Sağ omzumun üzerinde yatarken, başım duvara geliyordu. Güçsüz bedenimi biraz daha sürükledim, artık tamamen duvara yaslanmıştım. Alnımı pürüzlü duvara dayadığımda, duyabileceğini ümit ettiğim oktavda fısıldadım.

"Ecel?"

Sesimi işittiğini, kalbinin ritmini değiştirdiği saniye de anlayarak gülümsedim. Beni dinledikçe, gözlerime baktıkça hatta bazen durup dururken, hızlanan kalp atışlarına bayılıyordum. Onunla öpüşürken, minicik yüreğinin dört nala koşan midilliymişçesine tempo tutuşuna aşıktım hele. Heyecanlı sesi, çatlak çıkıyordu.

"Rick?"

Tatlı sesin duyulduğu nemli dudaklarını öpmek istedim. Alnımdan sonra, burnumu da hafifçe duvara sürttüm.
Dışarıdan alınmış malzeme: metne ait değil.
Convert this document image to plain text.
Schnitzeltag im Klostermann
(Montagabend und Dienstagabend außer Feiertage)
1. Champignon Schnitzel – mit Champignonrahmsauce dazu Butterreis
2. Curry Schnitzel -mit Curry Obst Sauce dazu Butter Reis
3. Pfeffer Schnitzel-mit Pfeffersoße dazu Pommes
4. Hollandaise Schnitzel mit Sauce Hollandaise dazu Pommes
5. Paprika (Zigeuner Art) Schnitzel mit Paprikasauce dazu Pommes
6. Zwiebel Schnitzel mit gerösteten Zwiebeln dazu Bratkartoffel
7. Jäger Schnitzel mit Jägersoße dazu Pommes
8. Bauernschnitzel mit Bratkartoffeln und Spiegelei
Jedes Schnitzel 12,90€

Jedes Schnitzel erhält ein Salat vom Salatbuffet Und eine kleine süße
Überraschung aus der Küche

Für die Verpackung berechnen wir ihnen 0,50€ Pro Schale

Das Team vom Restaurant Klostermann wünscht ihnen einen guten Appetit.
"Sevgilim buradayım." dedim, gözlerimi yumarak.

O da bana az evvel sevgilim demişti, nihayet beklediğim o sıfat dökülmüştü güzel dudaklarından. Hem de ben istemiş falan değildim; zoraki değildi. İçten bir aşkla söylemişti.

"Özür dilerim."

Cılız sesinden, ağladığı fark ediliyordu. Damağımda zehir varmış gibi, acı yavan tatla yutkundum.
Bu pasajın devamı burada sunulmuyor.